Farmers should not delay treating lameness in heavily pregnant ewes, experts are warning.
According to vet Ruth Clements, identifying and treating all lame in-lamb ewes – and considering using foot-rot vaccination – should be a priority even at this stage of pregnancy.
“Although ewes are heavily in-lamb, don’t delay in having a real go at controlling lameness before lambing starts. It will prevent the continuing circle of foot-rot scald infection in ewes and lambs,” says Ms Clements, head of vet programmes at FAI Farms.
“Ideally, lameness should have been tackled in the autumn as part of the new national five-point plan to control foot problems, but ewes can still be treated effectively at this stage of pregnancy.”
While Ms Clements advises treating lame ewes without delay to arrest the “sheep-to-sheep” spread of bacteria, it’s essential to know exactly what’s causing the lameness – foot or scald or possibly a contagious ovine digital dermatitis (Codd) problem.
Identifying the cause of the lameness can be done by restraining the ewe and just turning up the feet for close inspection.
“Once the cause has been identified it’s equally important to use the correct antibiotic and at the correct dose according to the weight of the sheep being treated,” she adds.
Ms Clements says that where there are a high number of lame ewes, the best option is to vaccinate and to spray affected feet, but not to pare away any of the hoof.
“We know that trimming diseased feet isn’t helpful; if it’s foot-rot, the vaccination will be most effective, but problem feet can also be treated with antibiotic spray.”
See also: Sheep lameness explained
Ms Clements says the last thing any sheep farmer wants to see are young lambs hobbling through lameness.
“No one wants to be turning-out sheep with health problems so as well as treating the ewes pre-lambing it’s vital to have a strict biosecurity strategy to reduce the risk of spreading the disease at handling, housing and in the field.
“Lambing-pen hygiene is very important when pens have been used by lame ewes. Foot-rot and scald are bacterial conditions that are spread from foot to foot; they can persist in lambing pens and spread from ewe to ewe.
“Scald isn’t a specific disease lambs are prone to, it’s one that’s spread from ewes to newborn lambs.
“Use lime in handling areas, gateways and water troughs and think carefully about your handling set-up and how it could be improved to reduce the build-up of bacteria,” she says.
Ms Clements says repeat offenders should be separated and marked-up for culling after weaning.

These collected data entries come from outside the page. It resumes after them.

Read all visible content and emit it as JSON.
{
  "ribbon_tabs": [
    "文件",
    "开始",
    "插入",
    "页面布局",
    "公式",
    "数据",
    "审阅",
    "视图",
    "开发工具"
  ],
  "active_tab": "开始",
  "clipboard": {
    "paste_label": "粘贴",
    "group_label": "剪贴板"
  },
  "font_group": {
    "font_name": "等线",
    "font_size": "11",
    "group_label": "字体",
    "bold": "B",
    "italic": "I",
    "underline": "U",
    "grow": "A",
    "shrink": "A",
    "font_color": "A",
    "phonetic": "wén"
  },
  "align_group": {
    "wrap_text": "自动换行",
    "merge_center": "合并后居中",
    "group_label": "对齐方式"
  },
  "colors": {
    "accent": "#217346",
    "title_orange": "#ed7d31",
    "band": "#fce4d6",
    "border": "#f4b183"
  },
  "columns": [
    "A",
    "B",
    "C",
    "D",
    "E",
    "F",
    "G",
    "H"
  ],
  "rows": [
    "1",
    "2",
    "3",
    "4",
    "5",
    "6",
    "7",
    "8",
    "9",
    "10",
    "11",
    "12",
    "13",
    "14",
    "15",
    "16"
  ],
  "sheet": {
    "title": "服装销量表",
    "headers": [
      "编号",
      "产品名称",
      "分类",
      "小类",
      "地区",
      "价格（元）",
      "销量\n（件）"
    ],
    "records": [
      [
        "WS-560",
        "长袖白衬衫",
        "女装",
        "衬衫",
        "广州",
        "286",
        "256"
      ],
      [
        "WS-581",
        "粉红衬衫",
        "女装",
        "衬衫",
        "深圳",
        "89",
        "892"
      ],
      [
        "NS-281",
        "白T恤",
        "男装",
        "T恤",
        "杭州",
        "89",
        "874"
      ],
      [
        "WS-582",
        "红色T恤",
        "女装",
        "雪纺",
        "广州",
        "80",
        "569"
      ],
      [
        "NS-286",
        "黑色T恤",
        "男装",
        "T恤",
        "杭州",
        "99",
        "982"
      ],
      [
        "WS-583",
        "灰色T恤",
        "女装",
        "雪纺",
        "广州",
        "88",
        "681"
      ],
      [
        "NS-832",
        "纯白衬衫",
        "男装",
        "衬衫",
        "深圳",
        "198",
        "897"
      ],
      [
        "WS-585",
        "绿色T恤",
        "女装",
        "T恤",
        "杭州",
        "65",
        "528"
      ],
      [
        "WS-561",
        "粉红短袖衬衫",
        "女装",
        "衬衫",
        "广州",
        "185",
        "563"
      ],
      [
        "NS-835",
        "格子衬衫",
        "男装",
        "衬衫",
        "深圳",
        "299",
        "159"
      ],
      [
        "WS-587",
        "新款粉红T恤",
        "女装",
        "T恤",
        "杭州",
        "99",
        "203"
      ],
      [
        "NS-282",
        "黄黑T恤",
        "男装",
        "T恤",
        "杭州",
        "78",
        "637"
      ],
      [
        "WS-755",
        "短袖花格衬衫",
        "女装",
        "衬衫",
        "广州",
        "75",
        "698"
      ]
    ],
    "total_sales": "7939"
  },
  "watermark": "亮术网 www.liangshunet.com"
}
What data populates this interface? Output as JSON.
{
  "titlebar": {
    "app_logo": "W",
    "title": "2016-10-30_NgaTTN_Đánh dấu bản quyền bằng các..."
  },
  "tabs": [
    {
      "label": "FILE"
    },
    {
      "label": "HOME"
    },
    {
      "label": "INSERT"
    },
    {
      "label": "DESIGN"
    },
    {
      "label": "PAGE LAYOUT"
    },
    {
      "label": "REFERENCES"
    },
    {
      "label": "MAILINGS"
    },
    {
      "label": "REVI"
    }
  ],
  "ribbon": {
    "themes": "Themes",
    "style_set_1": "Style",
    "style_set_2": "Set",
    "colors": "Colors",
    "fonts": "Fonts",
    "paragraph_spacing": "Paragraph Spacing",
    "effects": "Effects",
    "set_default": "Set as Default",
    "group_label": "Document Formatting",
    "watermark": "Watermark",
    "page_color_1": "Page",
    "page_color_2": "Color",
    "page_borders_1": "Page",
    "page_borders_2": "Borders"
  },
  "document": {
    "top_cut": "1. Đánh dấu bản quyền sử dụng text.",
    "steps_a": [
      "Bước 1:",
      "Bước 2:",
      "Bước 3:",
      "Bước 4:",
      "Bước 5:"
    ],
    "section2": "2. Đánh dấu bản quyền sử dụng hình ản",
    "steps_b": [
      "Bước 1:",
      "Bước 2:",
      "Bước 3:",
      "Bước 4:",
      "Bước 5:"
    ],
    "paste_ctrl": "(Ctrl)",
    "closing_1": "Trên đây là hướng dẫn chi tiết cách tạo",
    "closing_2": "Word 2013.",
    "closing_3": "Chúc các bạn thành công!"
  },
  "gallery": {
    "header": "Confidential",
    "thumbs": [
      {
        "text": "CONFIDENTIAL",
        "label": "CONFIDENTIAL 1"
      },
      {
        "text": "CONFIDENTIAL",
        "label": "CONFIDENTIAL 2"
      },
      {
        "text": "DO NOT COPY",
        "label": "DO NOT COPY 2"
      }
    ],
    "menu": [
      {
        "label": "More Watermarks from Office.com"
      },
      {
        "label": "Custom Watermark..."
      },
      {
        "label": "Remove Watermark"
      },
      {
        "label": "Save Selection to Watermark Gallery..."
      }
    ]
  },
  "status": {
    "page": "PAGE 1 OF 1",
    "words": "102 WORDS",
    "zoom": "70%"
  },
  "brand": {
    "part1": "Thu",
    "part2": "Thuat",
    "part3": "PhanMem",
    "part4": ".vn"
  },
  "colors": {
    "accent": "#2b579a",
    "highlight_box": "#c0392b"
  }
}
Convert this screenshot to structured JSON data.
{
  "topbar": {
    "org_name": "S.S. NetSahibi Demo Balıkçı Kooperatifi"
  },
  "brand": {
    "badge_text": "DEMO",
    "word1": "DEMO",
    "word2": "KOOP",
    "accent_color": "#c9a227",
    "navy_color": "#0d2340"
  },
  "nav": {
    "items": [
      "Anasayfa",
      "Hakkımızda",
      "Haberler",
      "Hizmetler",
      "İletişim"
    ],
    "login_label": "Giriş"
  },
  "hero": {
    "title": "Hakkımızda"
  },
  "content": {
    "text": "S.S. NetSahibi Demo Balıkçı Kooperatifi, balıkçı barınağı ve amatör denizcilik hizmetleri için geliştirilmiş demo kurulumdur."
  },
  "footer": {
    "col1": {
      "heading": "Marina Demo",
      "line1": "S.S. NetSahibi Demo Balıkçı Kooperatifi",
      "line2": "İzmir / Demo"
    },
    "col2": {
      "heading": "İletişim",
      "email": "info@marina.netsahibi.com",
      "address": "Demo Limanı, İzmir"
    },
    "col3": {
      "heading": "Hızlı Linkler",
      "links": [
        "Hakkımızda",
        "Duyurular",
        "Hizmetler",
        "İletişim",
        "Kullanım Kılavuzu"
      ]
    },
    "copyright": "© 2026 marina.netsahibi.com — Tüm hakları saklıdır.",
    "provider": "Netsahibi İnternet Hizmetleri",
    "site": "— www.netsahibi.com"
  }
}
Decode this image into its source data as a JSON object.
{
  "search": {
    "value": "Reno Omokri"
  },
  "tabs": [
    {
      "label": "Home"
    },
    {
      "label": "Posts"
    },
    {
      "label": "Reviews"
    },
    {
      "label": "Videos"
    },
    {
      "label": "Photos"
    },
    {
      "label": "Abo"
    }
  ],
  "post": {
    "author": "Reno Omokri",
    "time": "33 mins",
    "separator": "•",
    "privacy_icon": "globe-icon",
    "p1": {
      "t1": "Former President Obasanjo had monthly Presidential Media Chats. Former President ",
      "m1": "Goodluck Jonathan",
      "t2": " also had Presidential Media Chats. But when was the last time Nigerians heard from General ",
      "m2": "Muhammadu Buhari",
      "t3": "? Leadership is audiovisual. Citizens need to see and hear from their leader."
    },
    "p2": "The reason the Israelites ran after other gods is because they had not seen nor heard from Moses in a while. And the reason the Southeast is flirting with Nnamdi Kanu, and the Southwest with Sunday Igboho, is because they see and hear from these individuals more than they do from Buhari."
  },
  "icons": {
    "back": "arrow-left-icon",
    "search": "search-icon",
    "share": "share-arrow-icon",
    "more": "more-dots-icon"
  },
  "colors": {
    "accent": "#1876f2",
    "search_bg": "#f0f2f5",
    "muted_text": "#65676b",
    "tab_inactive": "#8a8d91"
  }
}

“These ewes spread disease to other ewes and lambs; they are a big risk and a drain on margins even though they may appear to be productive.
“Lame ewes and those with chronic feet should be quarantined and housed separately. Even grazing them as a separate group should be considered,” she adds.
How each of the five points in the plan are relevant to in-lamb ewes
- Cull – now is not the time of year to be culling out repeat offenders or ewes with chronic feet but it’s a good idea to separate out the worst of these ewes and make sure they are marked up for culling post-weaning. These ewes spread disease to other ewes and lambs – they are a big risk and cost money.
- Quarantine – house lame ewes separately, particularly those with chronic feed. At pasture it could be worth doing the same.
- Treat – treat clinical cases as soon as possible. The bacteria spread from sheep to sheep so the quicker they are treated the less chance of spread. Use the right dose and right antibiotic.
- Avoid – avoid spreading disease at handling, housing and in the field. Have a strict lambing-pen hygiene routine and use lime in handling areas, gateways and water troughs. Think carefully about your handling set-up and how it could be improved to reduce the build-up of bacteria.
- Vaccinate – it’s worth instigating a vaccination programme. It would help protect ewes now and into spring/summer with the aim of controlling foot-rot/scald so that it isn’t spread to lambs. If there is a significant problem, the vaccine could be repeated in four to six weeks or it could be used strategically on lame ewes to reduce the problem.